January 11, 2017 Practice Points

Client Loses Claim that Arbitration Agreement with Attorney Violates IL Public Policy

By Mitchell L. Marinello

In Charles Short III v. Grayson, et al., No. 16 C 2150 (N.D. Ill. December 9, 2016), the district court rejected a client's argument that his agreement to arbitrate any malpractice claims against his attorneys was void as against Illinois public policy. Although other courts have enforced arbitration agreements in attorney-client engagements, this decision appears to be the first time a court applying Illinois law directly addressed the public policy issues at stake.

Short hired the attorneys to represent him in a lawsuit. Later, he claimed that they had done so negligently and brought malpractice claims against them in federal court. The parties' retention agreement contained an arbitration clause, and the attorneys moved to stay the lawsuit and compel Short to arbitrate his claims against them.

Short argued that the arbitration agreement violated Illinois public policy. In support, he cited the Illinois Rules of Professional Conduct (Rule or Rules), which govern Illinois attorneys, and, in particular, Rule 1.4 which states that a "lawyer shall explain a matter to the extent reasonably necessary to permit the client to make an informed decision regarding the representation." Short claimed that the attorneys never explained the arbitration clause to him and never obtained his "informed consent" to include it in the retention agreement. Because the attorneys did not fully inform him about the arbitration clause, Short argued that the clause was against public policy and void.

The court noted that, under Illinois law, there is a heavy burden that must be met before a private contract will be deemed to be void on public policy grounds. The court cited comment 14 to Rule 1.8 which states that attorneys are not prohibited "from entering into an agreement with the client to arbitrate legal malpractice claims, provided such agreements are enforceable and the client is fully informed of the scope and effect of the agreement." The court noted that the attorneys did not appear to dispute Short's assertion that they had not fully informed him about the arbitration clause.

Nonetheless, the court rejected Short's position. It stated that the Rules do not create public policy as to what "kinds of actions are legally permissible." It also stated that the comment 14 "contemplates that 'enforceability' of a retainer agreement with an arbitration clause is a separate consideration from whether an attorney fulfilled his or her duty in entering into such an agreement."

In other words, the Rules on which Short relies provide that whether a client gives informed consent to an arbitration clause is not relevant to whether that arbitration clause is enforceable. It may be that the Rules can be said to create 'public policy' with respect to attorney conduct, but the Rules themselves disavow any authority over the enforceability of agreements. Alleged violation of the responsibility to fully inform a client about an arbitration clause may create an attorney discipline issue, but it does not satisfy Short's "heavy burden" to demonstrate the existence of a public policy bar to such a clause.

The court also noted that many other district courts had enforced arbitration clauses in attorney/client retention agreements.
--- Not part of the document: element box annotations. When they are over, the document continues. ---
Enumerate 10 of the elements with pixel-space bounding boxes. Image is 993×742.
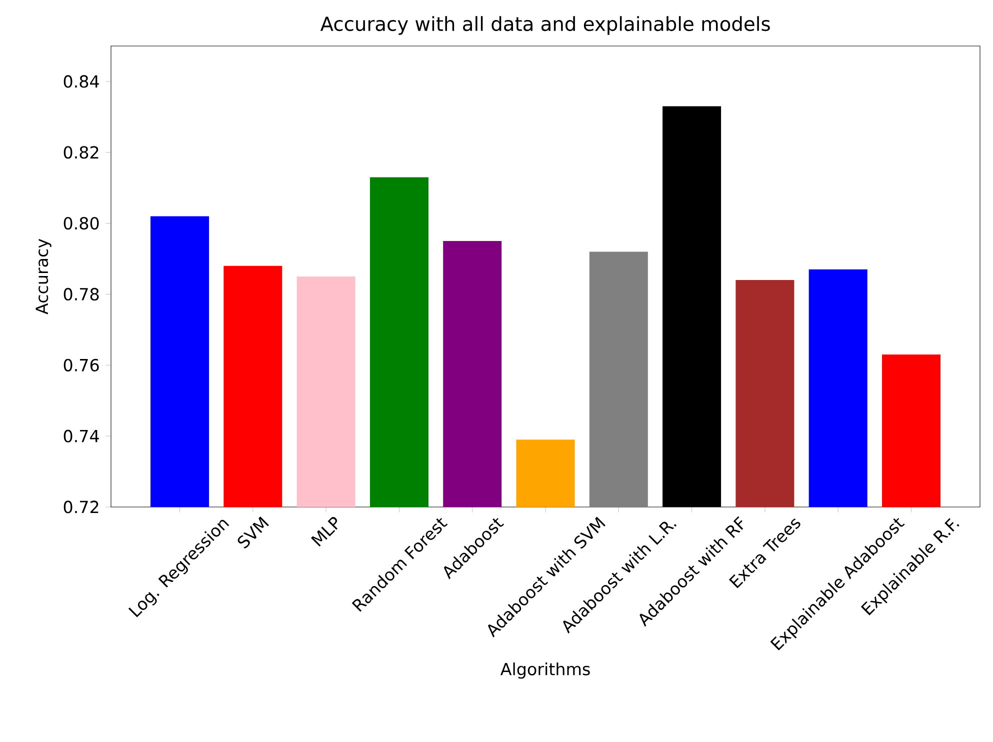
y-tick-label: 0.82 <box>64 146 98 159</box>
y-tick-label: 0.80 <box>64 216 99 230</box>
y-tick-label: 0.74 <box>64 430 99 442</box>
y-tick-label: 0.84 <box>64 75 99 88</box>
chart-title: Accuracy with all data and explainable models <box>320 16 770 35</box>
y-tick-label: 0.78 <box>64 288 99 301</box>
x-axis-title: Algorithms <box>500 662 590 679</box>
y-axis-title: Accuracy <box>36 238 52 314</box>
y-tick-label: 0.72 <box>64 500 98 514</box>
y-tick-label: 0.76 <box>64 358 99 372</box>
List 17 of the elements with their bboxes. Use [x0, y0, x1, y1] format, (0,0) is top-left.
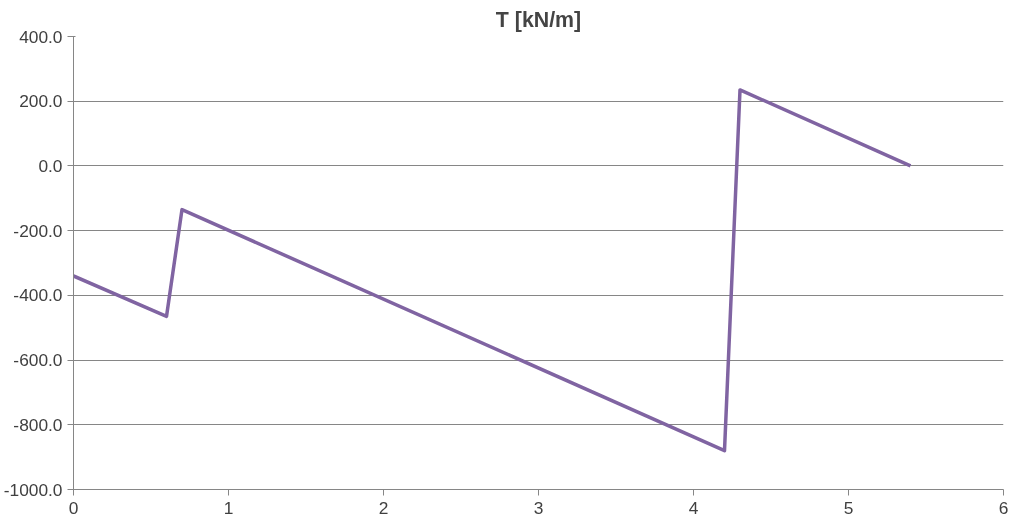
- y-tick-label: 0.0: [38, 155, 63, 176]
- y-tick-label: -1000.0: [3, 479, 63, 500]
- x-tick-label: 6: [998, 497, 1009, 516]
- y-tick-label: -200.0: [13, 220, 63, 241]
- y-tick-label: -400.0: [13, 285, 63, 306]
- x-tick-label: 5: [843, 497, 854, 516]
- x-tick-label: 1: [223, 497, 234, 516]
- y-tick-label: 200.0: [19, 91, 63, 112]
- chart-title: T [kN/m]: [495, 7, 582, 32]
- y-tick-label: 400.0: [19, 26, 63, 47]
- y-tick-label: -800.0: [13, 414, 63, 435]
- x-tick-label: 4: [688, 497, 699, 516]
- line-series: [73, 88, 913, 453]
- x-tick-label: 0: [68, 497, 79, 516]
- x-tick-label: 2: [378, 497, 389, 516]
- y-tick-label: -600.0: [13, 350, 63, 371]
- x-tick-label: 3: [533, 497, 544, 516]
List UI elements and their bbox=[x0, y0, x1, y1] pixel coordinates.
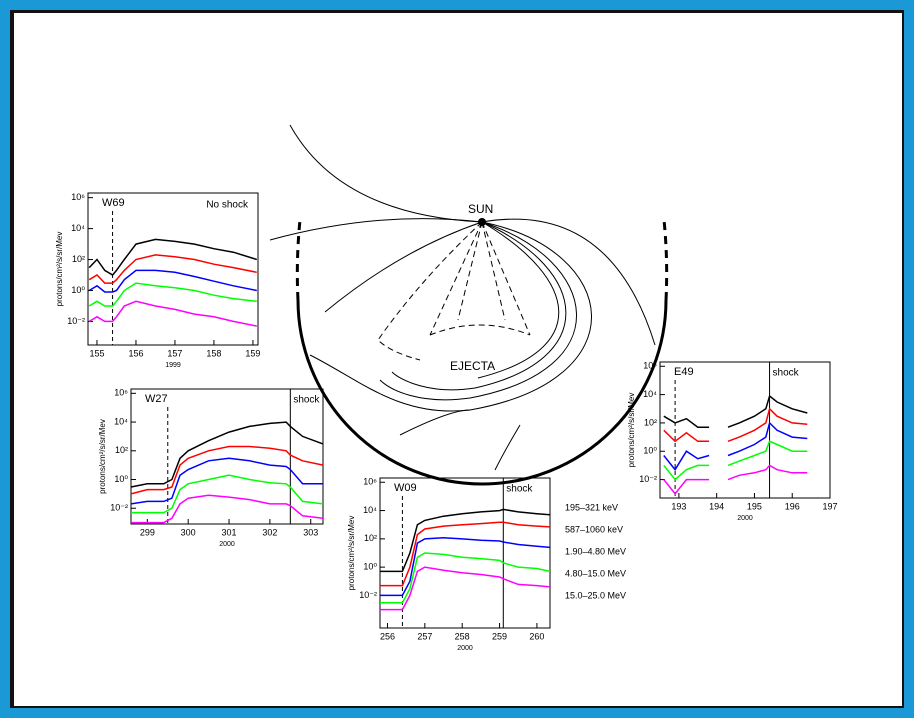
x-axis-label: 2000 bbox=[457, 645, 473, 652]
x-tick-label: 302 bbox=[262, 527, 277, 537]
y-tick-label: 10² bbox=[72, 254, 85, 264]
x-tick-label: 159 bbox=[245, 348, 260, 358]
shock-label: shock bbox=[773, 368, 800, 379]
legend-entry: 4.80–15.0 MeV bbox=[565, 568, 626, 578]
y-tick-label: 10⁶ bbox=[114, 388, 128, 398]
y-tick-label: 10⁶ bbox=[71, 192, 85, 202]
y-tick-label: 10⁰ bbox=[71, 285, 85, 295]
x-axis-label: 2000 bbox=[737, 515, 753, 522]
legend-entry: 587–1060 keV bbox=[565, 524, 623, 534]
legend-entry: 1.90–4.80 MeV bbox=[565, 546, 626, 556]
y-tick-label: 10⁶ bbox=[363, 477, 377, 487]
y-tick-label: 10⁻² bbox=[359, 590, 377, 600]
y-axis-label: protons/cm²/s/sr/Mev bbox=[98, 419, 107, 494]
y-axis-label: protons/cm²/s/sr/Mev bbox=[347, 516, 356, 591]
x-tick-label: 157 bbox=[167, 348, 182, 358]
y-tick-label: 10⁴ bbox=[643, 389, 657, 399]
x-tick-label: 260 bbox=[529, 631, 544, 641]
figure: SUN EJECTA 10⁻² 10⁰ 10² 10⁴ 10⁶ 155 156 157 158 1… bbox=[0, 0, 914, 718]
legend-entry: 15.0–25.0 MeV bbox=[565, 590, 626, 600]
x-tick-label: 301 bbox=[222, 527, 237, 537]
panel-title: W27 bbox=[145, 393, 168, 405]
y-tick-label: 10⁶ bbox=[643, 361, 657, 371]
y-tick-label: 10² bbox=[364, 533, 377, 543]
y-tick-label: 10⁴ bbox=[363, 505, 377, 515]
x-tick-label: 256 bbox=[380, 631, 395, 641]
y-tick-label: 10² bbox=[115, 445, 128, 455]
y-axis-label: protons/cm²/s/sr/Mev bbox=[55, 232, 64, 307]
sun bbox=[478, 218, 486, 226]
annotation: No shock bbox=[206, 200, 249, 211]
x-tick-label: 258 bbox=[455, 631, 470, 641]
x-axis-label: 1999 bbox=[165, 362, 181, 369]
x-tick-label: 195 bbox=[747, 501, 762, 511]
y-tick-label: 10⁴ bbox=[71, 223, 85, 233]
ejecta-label: EJECTA bbox=[450, 359, 495, 373]
x-tick-label: 194 bbox=[709, 501, 724, 511]
legend-entry: 195–321 keV bbox=[565, 502, 618, 512]
x-tick-label: 299 bbox=[140, 527, 155, 537]
shock-label: shock bbox=[506, 484, 533, 495]
x-tick-label: 303 bbox=[303, 527, 318, 537]
shock-label: shock bbox=[293, 395, 320, 406]
x-tick-label: 193 bbox=[671, 501, 686, 511]
y-axis-label: protons/cm²/s/sr/Mev bbox=[627, 393, 636, 468]
x-tick-label: 156 bbox=[128, 348, 143, 358]
y-tick-label: 10⁰ bbox=[643, 446, 657, 456]
y-tick-label: 10⁰ bbox=[363, 562, 377, 572]
y-tick-label: 10⁴ bbox=[114, 416, 128, 426]
y-tick-label: 10⁻² bbox=[110, 503, 128, 513]
panel-title: W09 bbox=[394, 482, 417, 494]
y-tick-label: 10⁰ bbox=[114, 474, 128, 484]
y-tick-label: 10⁻² bbox=[67, 316, 85, 326]
x-tick-label: 155 bbox=[89, 348, 104, 358]
panel-title: W69 bbox=[102, 197, 125, 209]
x-tick-label: 196 bbox=[785, 501, 800, 511]
panel-title: E49 bbox=[674, 366, 694, 378]
x-tick-label: 300 bbox=[181, 527, 196, 537]
x-tick-label: 257 bbox=[417, 631, 432, 641]
x-tick-label: 259 bbox=[492, 631, 507, 641]
y-tick-label: 10⁻² bbox=[639, 474, 657, 484]
x-tick-label: 158 bbox=[206, 348, 221, 358]
sun-label: SUN bbox=[468, 202, 493, 216]
x-axis-label: 2000 bbox=[219, 541, 235, 548]
y-tick-label: 10² bbox=[644, 417, 657, 427]
x-tick-label: 197 bbox=[822, 501, 837, 511]
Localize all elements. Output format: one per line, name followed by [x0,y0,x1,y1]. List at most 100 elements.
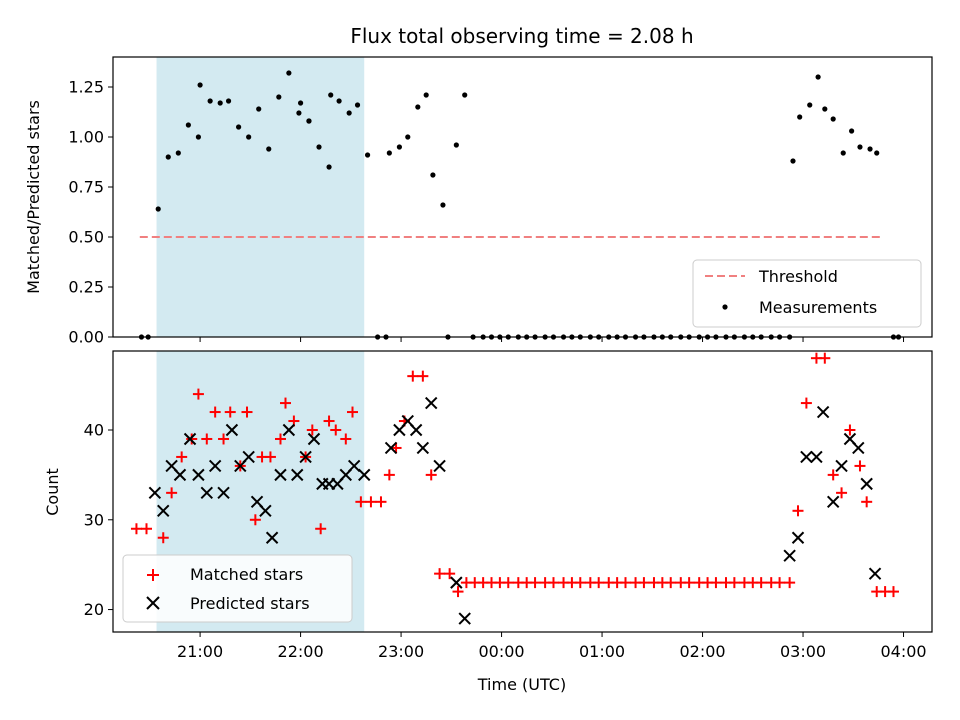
measurement-point [197,82,203,88]
matched-star-point [157,532,169,544]
predicted-star-point [242,450,255,464]
measurement-point [840,150,846,156]
matched-star-point [340,433,352,445]
matched-star-point [502,577,514,589]
matched-star-point [280,397,292,409]
matched-star-point [425,469,437,481]
predicted-star-point [425,396,438,410]
matched-star-point [887,586,899,598]
matched-star-point [365,496,377,508]
measurement-point [195,134,202,140]
matched-star-point [861,496,873,508]
top-y-axis-label: Matched/Predicted stars [24,100,43,294]
matched-star-point [323,415,335,427]
measurement-point [830,116,836,122]
matched-star-point [593,577,605,589]
top-shaded-span [156,57,365,337]
matched-star-point [755,577,767,589]
measurement-point [155,206,161,212]
matched-star-point [186,433,198,445]
matched-star-point [638,577,650,589]
threshold-legend-label: Threshold [758,267,838,286]
measurement-point [286,70,292,76]
predicted-star-point [200,486,213,500]
measurement-point [364,152,371,158]
matched-star-point [854,460,866,472]
measurement-point [396,144,402,150]
predicted-star-point [409,423,423,437]
measurement-point [236,124,242,130]
predicted-star-point [450,576,463,589]
y-tick-label: 0.75 [68,178,104,197]
predicted-star-point [307,432,321,446]
measurement-point [306,118,312,124]
measurement-point [328,92,334,98]
measurement-point [276,94,282,100]
measurement-point [874,150,880,156]
matched-star-point [315,523,327,535]
matched-star-point [529,577,541,589]
predicted-star-point [816,405,830,419]
measurements-legend-swatch [722,304,728,310]
measurement-point [316,144,322,150]
predicted-star-point [347,459,361,473]
predicted-star-point [192,468,205,482]
predicted-star-point [433,459,446,473]
top-legend: Threshold Measurements [692,259,922,328]
matched-legend-label: Matched stars [190,565,303,584]
measurement-point [297,100,304,106]
measurement-point [165,154,171,160]
measurement-point [440,202,446,208]
bottom-y-axis-label: Count [43,468,62,516]
predicted-star-point [835,459,848,473]
predicted-star-point [358,468,371,482]
matched-star-point [264,451,276,463]
measurement-point [849,128,855,134]
predicted-star-point [852,441,865,455]
predicted-star-point [800,450,813,464]
matched-star-point [201,433,213,445]
measurement-point [296,110,302,116]
predicted-star-point [173,468,187,482]
y-tick-label: 40 [84,421,104,440]
matched-star-point [836,487,848,499]
bottom-points-group [130,352,899,625]
predicted-star-point [868,567,882,580]
measurement-point [217,100,223,106]
predicted-star-point [274,468,287,482]
top-points-group [138,70,902,340]
y-tick-label: 0.50 [68,228,104,247]
y-tick-label: 1.00 [68,128,104,147]
measurement-point [430,172,436,178]
predicted-star-point [225,423,239,437]
measurement-point [336,98,342,104]
x-tick-label: 00:00 [479,642,525,661]
measurement-point [246,134,252,140]
matched-star-point [683,577,695,589]
matched-star-point [819,352,831,364]
predicted-legend-swatch [146,596,160,610]
y-tick-label: 1.25 [68,78,104,97]
matched-star-point [665,577,677,589]
matched-star-point [792,505,804,517]
measurement-point [797,114,803,120]
predicted-star-point [826,495,840,509]
measurement-point [346,110,352,116]
measurement-point [423,92,429,98]
predicted-star-point [259,504,272,518]
matched-star-point [844,424,856,436]
matched-star-point [306,424,318,436]
predicted-star-point [791,531,805,544]
measurement-point [225,98,232,104]
matched-star-point [241,406,253,418]
matched-star-point [444,568,456,580]
matched-star-point [728,577,740,589]
predicted-star-point [783,549,796,562]
bottom-legend-box [122,554,353,623]
x-tick-label: 23:00 [378,642,424,661]
predicted-star-point [458,612,471,625]
predicted-legend-label: Predicted stars [190,594,310,613]
matched-star-point [417,370,429,382]
measurement-point [175,150,181,156]
bottom-axes-group: 20 30 40 21:00 22:00 23:00 00:00 01:00 02:00 03:0… [84,421,927,661]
The district court went on to analyze whether Short had a valid claim that the arbitration clause was unenforceable for procedural unconscionability. It noted that the Illinois Supreme Court has held that "procedural unconscionability refers to a situation where a term is so difficult to find, read, or understand that the plaintiff cannot fairly be said to have been aware he was agreeing to it." Here, too, however, Short's claim was found wanting, because he did not contend that he would have failed to understand the arbitration clause if he had read it himself. The court stated that such an allegation would not be plausible anyway, because Short had alleged that "he is a 'visionary businessman' . . . who has shepherded his businesses through multiple legal proceedings." The court said that it also would not help for Short to assert that he had not read the arbitration clause, because such ignorance is no defense.

Practice Points
Illinois attorneys who use arbitration clauses in their retention agreements may find some solace in this decision. But the opinion also is suggestive. First, even if the arbitration clause in an attorney's retention agreement is likely to be enforced, an attorney practicing in Illinois still should inform the client about the meaning and consequences of the arbitration clause to avoid a possible violation of the Rules and a potential future misunderstanding. Second, the Short decision is from a federal court, and it is not necessarily binding on Illinois state courts. Illinois state courts also may and sometimes do take a different approach than the federal courts to issues involving attorney conduct and, indeed, arbitration. To avoid unnecessary problems, it therefore may be prudent to explain in your retention agreement what, in practical terms, your arbitration clause means. A simple statement like the following is may be all that is needed:

Arbitration is a private dispute resolution mechanism that substitutes for resolution by a court or jury, may entail more limited discovery than is available in court proceedings and has limited rights of appeal.

Keywords: alternative dispute resolution, adr, litigation, retention agreement, arbitration clause, attorney, public policy, procedural unconscionability, failure to read

Mitchell L. Marinello is a partner at Novack and Macey LLP, Chicago, Illinois.